Os russos dizem que “a Rússia é um país com um passado imprevisível” para sublinhar que a história pode ser reescrita ao sabor dos desejos do senhor no poder. O problema é que o passado é revisto, na maior parte das vezes, para justificar os devaneios do presente.

Quando eu estava na Faculdade de História da Universidade de Moscovo, um professor mais ousado e aberto da disciplina de História do Partido Comunista da União Soviética decidiu mostrar-nos como é que isso se fazia na prática. Trouxe-nos três livros sobre o mesmo tema: a revolução comunista de 1917, escritos entre 1918 e 1929. No primeiro, os principais mentores e realizadores do golpe são Vladimir Lenine e Lev Trotski, aparecendo José Estaline num lugar insignificante; no segundo, Trotski desaparece, passando Lénine a ser acompanhado na direcção por Estaline e, no terceiro, Trotski passa a adversário, Estaline a figura central e Lenine a ajudante do ditador soviético.

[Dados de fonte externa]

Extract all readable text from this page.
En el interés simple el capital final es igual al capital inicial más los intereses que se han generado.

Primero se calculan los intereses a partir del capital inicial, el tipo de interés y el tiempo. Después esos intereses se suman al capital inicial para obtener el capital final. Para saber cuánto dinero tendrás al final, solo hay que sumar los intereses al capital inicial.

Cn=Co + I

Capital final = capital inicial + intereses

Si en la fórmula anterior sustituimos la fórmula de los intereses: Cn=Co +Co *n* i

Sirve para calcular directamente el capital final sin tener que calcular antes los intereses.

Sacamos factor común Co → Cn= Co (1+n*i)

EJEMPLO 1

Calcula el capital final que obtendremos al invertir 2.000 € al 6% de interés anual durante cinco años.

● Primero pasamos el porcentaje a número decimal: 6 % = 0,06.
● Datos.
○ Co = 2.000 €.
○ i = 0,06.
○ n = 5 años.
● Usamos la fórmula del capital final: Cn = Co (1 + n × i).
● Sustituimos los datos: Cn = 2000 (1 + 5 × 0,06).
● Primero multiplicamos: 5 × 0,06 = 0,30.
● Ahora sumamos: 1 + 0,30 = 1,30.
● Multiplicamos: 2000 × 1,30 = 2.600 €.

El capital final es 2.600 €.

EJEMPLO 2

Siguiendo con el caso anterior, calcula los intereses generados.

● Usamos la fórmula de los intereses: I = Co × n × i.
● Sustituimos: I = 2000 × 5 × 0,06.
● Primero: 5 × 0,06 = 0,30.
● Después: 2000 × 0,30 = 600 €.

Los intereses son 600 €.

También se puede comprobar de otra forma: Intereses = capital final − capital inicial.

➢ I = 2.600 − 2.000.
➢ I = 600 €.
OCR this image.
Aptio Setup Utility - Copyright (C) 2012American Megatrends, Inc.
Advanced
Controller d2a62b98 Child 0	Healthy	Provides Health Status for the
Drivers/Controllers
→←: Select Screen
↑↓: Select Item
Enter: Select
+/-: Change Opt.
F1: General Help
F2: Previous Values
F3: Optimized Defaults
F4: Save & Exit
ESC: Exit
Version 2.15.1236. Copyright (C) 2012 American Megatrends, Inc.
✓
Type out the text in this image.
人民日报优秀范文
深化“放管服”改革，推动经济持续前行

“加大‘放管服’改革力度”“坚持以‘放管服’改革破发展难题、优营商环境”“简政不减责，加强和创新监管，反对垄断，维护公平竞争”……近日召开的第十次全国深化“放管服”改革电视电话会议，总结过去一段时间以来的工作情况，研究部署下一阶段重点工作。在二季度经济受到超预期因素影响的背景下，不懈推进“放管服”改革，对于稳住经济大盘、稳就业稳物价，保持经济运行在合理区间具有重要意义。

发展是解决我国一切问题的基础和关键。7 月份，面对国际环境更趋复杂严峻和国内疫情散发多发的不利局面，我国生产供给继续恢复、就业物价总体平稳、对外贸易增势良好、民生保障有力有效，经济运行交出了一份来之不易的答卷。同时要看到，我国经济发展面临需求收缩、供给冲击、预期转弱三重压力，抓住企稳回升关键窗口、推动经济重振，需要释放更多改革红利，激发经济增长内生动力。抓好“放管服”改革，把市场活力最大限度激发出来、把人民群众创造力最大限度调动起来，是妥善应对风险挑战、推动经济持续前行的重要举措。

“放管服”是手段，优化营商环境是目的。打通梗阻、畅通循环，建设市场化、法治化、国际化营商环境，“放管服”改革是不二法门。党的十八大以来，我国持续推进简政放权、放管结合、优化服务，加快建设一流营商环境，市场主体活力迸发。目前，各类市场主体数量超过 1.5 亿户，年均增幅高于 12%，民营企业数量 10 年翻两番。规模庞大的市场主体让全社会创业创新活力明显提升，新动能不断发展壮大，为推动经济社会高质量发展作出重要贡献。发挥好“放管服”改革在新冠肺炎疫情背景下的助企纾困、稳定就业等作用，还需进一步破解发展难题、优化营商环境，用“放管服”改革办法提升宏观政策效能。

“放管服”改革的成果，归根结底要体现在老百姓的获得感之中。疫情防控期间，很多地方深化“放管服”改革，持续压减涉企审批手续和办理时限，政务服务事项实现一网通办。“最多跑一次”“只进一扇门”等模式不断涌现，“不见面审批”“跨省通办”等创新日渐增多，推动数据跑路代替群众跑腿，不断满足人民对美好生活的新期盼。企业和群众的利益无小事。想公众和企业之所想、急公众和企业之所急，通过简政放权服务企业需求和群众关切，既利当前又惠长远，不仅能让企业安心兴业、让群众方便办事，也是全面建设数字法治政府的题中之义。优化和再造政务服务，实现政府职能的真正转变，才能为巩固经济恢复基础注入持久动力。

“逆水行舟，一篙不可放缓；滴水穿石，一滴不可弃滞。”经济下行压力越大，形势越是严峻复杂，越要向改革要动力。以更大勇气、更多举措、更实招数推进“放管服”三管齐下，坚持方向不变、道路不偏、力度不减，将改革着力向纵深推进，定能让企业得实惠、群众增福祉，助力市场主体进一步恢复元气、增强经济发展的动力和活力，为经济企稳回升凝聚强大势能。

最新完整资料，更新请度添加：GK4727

Recentemente, realizou-se um Concílio Mundial do Povo Russo, cujo dirigente máximo é o Kirill I, Patriarca de Moscovo e de toda a Rússia. Nele participaram altos dirigentes religiosos, políticos e militares.

Ora aí foi decidido definir quem se pode considerar russo. Segundo uma declaração aprovada, “russo é aquele que se considera russo; que não possui outras preferências étnicas e que pensa em língua russa; que reconhece no cristianismo ortodoxo a base da cultura espiritual nacional; que sente solidariedade com o destino do povo russo”.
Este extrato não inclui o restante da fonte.